Frequently asked questions

What is the time complexity of removing vowels from a string in Python?

All four approaches run in O(n) time where n is the string length. The list comprehension version is fastest in practice because it avoids repeated string concatenation overhead and builds the result in a single join() allocation.

How do I handle both uppercase and lowercase vowels in Python?

Include both cases in the vowel check string: vowels = 'aeiouAEIOU'. Alternatively, call s.lower() before checking, but that changes the output case, which is usually not what you want.

Can I remove vowels from a string in one line of Python?

Yes: result = ''.join(c for c in s if c not in 'aeiouAEIOU'). This is the list comprehension approach written as a single expression, and it is the form most interviewers expect.
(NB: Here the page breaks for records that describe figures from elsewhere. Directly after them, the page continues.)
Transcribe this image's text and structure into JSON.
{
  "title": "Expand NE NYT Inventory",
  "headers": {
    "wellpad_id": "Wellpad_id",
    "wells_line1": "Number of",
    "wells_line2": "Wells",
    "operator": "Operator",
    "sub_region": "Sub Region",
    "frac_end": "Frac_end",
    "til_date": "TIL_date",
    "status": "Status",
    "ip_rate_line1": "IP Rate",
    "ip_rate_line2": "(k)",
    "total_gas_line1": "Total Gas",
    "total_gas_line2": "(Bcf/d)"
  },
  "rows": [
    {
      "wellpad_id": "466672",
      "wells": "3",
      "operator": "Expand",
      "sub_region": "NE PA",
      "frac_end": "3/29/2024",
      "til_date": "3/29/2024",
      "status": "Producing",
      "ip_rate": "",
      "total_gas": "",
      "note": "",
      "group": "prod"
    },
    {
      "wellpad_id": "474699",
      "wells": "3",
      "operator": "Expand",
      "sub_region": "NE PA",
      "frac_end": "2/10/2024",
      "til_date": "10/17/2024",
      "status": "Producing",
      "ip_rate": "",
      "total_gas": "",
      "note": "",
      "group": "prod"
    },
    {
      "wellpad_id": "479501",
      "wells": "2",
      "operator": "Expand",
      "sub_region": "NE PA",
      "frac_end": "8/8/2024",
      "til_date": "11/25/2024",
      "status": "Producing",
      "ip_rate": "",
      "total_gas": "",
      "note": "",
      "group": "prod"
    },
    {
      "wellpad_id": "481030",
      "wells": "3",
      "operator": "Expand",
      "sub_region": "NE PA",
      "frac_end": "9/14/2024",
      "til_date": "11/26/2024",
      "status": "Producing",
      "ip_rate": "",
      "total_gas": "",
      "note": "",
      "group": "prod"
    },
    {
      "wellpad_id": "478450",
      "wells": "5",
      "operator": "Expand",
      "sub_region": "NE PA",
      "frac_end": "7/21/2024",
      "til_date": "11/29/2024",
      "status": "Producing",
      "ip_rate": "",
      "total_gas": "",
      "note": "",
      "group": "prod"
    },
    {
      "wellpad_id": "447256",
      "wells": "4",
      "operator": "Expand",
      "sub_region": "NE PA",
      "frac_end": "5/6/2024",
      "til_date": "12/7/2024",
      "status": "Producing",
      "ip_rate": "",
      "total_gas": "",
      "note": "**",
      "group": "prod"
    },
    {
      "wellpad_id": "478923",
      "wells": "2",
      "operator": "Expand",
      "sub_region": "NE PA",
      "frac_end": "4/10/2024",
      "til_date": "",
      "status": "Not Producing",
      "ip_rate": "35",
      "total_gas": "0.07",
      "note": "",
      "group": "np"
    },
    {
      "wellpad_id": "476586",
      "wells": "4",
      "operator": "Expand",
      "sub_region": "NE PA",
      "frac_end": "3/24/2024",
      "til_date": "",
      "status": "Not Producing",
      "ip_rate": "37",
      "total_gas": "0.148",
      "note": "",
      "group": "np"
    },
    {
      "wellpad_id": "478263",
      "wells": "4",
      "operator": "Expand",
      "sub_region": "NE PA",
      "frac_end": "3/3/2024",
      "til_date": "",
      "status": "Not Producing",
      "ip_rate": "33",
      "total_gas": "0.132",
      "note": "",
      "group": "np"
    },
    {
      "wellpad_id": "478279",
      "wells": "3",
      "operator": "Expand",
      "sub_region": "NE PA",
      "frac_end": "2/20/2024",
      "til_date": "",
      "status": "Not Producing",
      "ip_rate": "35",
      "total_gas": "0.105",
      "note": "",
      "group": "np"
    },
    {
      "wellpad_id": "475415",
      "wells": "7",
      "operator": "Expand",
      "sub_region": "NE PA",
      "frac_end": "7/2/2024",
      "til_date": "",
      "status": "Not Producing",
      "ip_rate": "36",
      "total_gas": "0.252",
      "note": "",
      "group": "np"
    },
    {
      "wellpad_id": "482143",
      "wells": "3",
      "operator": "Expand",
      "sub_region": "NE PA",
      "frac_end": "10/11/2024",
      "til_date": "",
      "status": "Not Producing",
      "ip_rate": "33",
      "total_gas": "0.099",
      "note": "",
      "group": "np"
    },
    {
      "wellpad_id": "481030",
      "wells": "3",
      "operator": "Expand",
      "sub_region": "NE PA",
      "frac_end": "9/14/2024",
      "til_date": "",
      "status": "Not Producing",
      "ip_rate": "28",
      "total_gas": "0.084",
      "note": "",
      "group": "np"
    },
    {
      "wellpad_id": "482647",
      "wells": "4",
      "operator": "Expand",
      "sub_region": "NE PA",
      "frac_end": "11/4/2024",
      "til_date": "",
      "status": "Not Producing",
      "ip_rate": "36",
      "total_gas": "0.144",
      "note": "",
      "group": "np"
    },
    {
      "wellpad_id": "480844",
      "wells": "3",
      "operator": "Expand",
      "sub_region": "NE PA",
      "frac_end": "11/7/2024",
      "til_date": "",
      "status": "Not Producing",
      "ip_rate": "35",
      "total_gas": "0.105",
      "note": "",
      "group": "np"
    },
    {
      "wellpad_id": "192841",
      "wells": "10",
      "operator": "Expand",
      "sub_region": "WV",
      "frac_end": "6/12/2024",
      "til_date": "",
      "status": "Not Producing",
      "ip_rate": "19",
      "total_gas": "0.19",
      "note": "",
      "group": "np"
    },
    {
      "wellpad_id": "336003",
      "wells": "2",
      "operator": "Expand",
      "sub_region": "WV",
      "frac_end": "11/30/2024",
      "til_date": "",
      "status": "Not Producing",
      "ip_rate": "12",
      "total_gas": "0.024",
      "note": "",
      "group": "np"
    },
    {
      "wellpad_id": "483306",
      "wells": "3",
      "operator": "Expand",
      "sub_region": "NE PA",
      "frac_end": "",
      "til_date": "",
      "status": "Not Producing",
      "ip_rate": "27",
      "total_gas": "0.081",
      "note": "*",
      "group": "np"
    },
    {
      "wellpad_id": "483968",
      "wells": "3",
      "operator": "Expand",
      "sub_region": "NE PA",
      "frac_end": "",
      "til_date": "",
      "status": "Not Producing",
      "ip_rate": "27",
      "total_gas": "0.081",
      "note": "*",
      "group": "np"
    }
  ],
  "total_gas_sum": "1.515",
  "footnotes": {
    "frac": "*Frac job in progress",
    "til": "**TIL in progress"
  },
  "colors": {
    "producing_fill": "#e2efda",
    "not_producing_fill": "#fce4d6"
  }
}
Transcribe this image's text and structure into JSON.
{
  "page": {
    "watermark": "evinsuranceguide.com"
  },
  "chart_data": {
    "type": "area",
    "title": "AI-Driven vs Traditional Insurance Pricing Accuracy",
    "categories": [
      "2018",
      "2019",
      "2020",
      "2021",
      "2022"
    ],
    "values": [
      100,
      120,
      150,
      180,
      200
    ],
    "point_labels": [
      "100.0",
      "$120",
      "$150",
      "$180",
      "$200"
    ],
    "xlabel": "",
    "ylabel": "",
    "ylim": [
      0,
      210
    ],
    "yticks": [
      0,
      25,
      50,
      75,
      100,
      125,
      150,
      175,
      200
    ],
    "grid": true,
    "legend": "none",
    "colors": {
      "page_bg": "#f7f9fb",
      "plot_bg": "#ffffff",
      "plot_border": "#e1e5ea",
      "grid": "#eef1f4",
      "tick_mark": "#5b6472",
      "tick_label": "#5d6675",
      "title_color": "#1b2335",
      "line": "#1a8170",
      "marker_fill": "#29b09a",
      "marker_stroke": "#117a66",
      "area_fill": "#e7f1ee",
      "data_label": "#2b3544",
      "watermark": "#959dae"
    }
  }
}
What if the input string contains only vowels?

All four methods return an empty string, which is the correct output. Some problem variants ask for a message like 'No consonants found' instead of an empty string, so read the problem statement carefully.

Does this work for special characters and digits?

Yes. Non-alphabetic characters such as digits, spaces, and punctuation are not in the vowel set 'aeiouAEIOU', so they pass through unchanged in all four methods.

Why does re.sub use square brackets like [aeiouAEIOU]?

The square brackets in a regex define a character class. Any single character matching any character listed inside gets replaced. re.sub('[aeiouAEIOU]', '', s) replaces each vowel match with an empty string, removing it from the output.